A U.N. special rapporteur has voiced concern about the deteriorating situation in Zimbabwe, where a number of human rights defenders and opposition activists are facing charges, with some being jailed. The call comes as the country prepares for elections in August and as the nation is waiting for President Emmerson Mnangagwa to announce a date for the polls.
In an interview from her base in Geneva by WhatsApp, Special Rapporteur on the situation of human rights defenders Mary Lawlor says the number of human rights activists facing charges ahead of Zimbabwe’s elections is concerning.

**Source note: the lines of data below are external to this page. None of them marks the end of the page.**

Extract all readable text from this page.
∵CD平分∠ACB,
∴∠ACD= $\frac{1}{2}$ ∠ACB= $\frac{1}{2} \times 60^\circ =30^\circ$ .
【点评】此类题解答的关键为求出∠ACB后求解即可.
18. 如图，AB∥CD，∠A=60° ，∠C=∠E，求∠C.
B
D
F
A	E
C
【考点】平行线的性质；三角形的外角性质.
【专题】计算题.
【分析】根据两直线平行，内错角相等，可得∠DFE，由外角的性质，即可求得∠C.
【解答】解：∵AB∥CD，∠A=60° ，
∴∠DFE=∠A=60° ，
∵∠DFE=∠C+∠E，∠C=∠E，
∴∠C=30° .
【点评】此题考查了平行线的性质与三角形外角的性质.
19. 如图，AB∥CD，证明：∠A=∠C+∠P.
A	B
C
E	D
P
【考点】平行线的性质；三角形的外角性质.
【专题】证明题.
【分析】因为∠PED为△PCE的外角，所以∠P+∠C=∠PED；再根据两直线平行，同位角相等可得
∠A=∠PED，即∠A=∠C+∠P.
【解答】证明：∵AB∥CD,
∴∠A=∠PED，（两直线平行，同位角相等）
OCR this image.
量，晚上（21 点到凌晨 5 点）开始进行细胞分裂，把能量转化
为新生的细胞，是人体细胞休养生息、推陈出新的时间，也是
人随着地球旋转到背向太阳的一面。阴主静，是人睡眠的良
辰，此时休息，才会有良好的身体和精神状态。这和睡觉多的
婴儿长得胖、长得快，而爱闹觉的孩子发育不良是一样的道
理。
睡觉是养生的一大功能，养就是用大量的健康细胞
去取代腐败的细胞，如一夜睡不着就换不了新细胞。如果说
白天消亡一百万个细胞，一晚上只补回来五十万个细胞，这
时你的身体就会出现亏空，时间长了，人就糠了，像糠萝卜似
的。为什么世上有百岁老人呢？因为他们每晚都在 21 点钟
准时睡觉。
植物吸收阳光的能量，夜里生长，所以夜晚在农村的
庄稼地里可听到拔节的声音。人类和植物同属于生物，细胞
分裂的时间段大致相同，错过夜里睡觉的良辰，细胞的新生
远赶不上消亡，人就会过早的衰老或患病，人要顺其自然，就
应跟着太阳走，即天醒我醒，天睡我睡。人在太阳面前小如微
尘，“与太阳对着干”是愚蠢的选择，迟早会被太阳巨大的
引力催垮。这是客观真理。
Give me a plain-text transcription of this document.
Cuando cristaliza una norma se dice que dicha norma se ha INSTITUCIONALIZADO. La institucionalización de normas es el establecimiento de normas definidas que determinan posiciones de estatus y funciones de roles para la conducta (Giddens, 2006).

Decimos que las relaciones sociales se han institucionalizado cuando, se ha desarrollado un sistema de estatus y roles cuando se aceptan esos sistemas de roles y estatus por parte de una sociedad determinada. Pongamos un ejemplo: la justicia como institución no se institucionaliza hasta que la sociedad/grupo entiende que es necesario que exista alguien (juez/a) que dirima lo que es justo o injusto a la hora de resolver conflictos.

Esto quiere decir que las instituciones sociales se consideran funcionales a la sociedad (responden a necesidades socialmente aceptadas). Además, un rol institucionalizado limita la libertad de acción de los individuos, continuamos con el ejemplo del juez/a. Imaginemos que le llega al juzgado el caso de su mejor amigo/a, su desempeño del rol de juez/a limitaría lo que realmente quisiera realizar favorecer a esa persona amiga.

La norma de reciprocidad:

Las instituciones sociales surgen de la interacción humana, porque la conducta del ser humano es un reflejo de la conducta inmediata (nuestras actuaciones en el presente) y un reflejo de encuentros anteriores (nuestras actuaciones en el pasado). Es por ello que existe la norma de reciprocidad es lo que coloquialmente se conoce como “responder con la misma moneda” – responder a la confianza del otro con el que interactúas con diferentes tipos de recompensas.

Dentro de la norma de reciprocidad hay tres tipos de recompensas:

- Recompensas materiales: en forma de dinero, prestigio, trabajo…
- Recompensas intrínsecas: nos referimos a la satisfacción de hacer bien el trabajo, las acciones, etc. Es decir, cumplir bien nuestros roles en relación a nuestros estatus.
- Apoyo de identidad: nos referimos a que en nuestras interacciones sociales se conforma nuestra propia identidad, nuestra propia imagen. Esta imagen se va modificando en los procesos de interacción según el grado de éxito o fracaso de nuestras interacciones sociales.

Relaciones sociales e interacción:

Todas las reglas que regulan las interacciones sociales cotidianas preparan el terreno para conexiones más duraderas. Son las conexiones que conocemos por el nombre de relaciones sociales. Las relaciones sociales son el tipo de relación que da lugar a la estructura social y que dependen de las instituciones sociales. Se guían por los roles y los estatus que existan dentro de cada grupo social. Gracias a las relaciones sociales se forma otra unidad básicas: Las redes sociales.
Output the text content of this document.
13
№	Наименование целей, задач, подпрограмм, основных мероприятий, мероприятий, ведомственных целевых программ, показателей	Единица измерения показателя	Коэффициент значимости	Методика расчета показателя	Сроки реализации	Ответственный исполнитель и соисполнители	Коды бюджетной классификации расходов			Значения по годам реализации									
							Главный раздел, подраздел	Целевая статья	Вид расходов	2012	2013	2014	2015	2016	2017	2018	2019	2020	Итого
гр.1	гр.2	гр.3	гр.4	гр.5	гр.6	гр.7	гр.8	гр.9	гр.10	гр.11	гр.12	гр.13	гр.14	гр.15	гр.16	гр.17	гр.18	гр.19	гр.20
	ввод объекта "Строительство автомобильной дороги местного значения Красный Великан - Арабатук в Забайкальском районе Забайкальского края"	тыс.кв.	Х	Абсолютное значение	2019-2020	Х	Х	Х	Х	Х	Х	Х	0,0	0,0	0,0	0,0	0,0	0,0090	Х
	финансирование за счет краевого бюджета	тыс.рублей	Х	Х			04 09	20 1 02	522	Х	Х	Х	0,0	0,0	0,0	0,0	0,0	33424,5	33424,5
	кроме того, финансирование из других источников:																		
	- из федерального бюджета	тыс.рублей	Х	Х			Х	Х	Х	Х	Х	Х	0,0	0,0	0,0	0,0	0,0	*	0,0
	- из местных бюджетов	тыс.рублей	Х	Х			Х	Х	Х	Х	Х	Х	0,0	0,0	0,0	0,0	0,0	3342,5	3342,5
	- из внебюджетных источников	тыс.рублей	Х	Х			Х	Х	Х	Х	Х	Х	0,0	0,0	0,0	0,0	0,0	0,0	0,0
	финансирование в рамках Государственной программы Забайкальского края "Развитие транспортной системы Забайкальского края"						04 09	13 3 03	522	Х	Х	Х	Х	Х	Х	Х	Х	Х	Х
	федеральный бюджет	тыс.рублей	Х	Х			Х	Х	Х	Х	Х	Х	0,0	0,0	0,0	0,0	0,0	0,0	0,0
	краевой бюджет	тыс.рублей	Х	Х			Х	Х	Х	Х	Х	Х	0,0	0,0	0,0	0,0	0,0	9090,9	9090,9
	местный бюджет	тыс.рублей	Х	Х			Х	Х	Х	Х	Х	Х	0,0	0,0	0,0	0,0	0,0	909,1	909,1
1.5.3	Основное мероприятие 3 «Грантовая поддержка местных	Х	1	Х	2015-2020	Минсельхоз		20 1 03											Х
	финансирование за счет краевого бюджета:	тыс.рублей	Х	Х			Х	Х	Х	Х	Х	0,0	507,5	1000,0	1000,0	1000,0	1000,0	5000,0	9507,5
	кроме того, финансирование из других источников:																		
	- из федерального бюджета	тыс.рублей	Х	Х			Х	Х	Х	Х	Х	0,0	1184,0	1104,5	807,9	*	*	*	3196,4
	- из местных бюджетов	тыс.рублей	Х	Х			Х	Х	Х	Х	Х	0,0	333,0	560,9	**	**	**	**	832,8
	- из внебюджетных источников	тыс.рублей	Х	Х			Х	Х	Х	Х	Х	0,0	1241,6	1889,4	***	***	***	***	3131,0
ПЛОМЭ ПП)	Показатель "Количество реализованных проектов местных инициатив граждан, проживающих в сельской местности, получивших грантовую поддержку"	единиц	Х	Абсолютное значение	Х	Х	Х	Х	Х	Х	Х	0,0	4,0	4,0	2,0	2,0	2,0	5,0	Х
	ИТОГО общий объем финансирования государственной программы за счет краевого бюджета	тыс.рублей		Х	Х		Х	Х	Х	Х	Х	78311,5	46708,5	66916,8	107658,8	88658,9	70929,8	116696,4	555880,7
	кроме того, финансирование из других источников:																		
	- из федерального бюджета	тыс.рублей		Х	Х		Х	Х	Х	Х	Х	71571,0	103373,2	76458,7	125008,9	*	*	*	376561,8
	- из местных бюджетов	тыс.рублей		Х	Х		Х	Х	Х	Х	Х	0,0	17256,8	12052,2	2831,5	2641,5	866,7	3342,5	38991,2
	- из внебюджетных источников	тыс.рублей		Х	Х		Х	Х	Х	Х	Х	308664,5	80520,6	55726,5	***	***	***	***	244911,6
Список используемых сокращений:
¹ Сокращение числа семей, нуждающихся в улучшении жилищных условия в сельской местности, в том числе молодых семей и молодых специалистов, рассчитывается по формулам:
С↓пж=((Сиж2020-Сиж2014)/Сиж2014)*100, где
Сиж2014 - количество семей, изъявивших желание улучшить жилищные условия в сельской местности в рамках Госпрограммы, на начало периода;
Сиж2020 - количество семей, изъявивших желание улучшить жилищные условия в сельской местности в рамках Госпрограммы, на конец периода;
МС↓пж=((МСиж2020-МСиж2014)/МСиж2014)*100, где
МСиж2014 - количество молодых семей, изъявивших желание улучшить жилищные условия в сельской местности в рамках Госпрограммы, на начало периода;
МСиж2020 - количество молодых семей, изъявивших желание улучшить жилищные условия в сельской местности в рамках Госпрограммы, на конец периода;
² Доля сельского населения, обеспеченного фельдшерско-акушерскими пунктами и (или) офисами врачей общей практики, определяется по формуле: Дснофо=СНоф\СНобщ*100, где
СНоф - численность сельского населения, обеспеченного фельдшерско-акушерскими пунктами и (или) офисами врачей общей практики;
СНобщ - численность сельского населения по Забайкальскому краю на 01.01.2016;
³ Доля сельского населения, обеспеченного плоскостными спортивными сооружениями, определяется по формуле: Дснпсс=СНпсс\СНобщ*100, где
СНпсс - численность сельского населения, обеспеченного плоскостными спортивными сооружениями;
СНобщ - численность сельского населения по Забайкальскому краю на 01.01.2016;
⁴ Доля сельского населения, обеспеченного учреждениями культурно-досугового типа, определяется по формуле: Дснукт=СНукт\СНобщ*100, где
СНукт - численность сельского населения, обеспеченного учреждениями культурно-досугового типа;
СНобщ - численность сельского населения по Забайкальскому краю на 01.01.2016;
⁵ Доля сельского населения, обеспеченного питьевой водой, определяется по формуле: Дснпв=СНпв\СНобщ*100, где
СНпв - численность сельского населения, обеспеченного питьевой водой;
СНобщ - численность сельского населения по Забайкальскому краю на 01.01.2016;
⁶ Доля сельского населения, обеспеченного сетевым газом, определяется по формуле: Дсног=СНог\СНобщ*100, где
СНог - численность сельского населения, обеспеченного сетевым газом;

“I am very concerned about ongoing legal proceedings against human rights defenders because they are people who are working peacefully for the rights of others," she said. "It is legitimate, credible work. There should be no criminalization, no arrests, no torture of human rights defenders. That includes freedom of association, freedom of expression and working for those who are marginalized.”
Lawlor says the Zimbabwean government should drop the charges and release those who have been jailed.
Obert Masaraure is the president of the Amalgamated Rural Teacher's Union of Zimbabwe, which fights for rights of educators that work in rural areas. He is facing charges of inciting public violence, obstructing justice, subversion and murder but has been released on bail. He says that despite the charges, he will not budge.
“It’s not proper for Emmerson Mnangagwa to continue persecuting people through prosecution," Masaraure said. "The ongoing lawfare against citizens who are viewed as enemies of Mnangagwa should stop now. Zimbabwe is not Mnangagwa’s tuck-shop. Mnangagwa should learn to respect our fundamental rights as defined in the constitution. All the four charges I face today they violate my basic rights. They violate my freedom of expression: the one on posting on Twitter, they violate my freedom to petition duty bearers. They are ridiculous charges meant to silence us. And we demand an end to this persecution and full observance of the people’s rights as defined in our bill of rights.”
He called for the release of jailed opposition activists such as Job Sikhala and Jacob Ngaruvhume before the general election, a date for which has not yet been set by President Mnangagwa.
In a response for request for an interview from VOA, Nick Mangwana, Zimbabwe’s information ministry secretary, said, “As government we don’t interfere with the criminal justice system.”
Lawlor also wants the elections to be peaceful.
“The vote must be free and fair, and election observers should be allowed to do their work, without any kind of stopping them in any way," said Lawlor. "Also, the election process should be completely transparent from start to finish.”
Zimbabwe’s past elections have been marred by violence and accusations of a lack of transparency.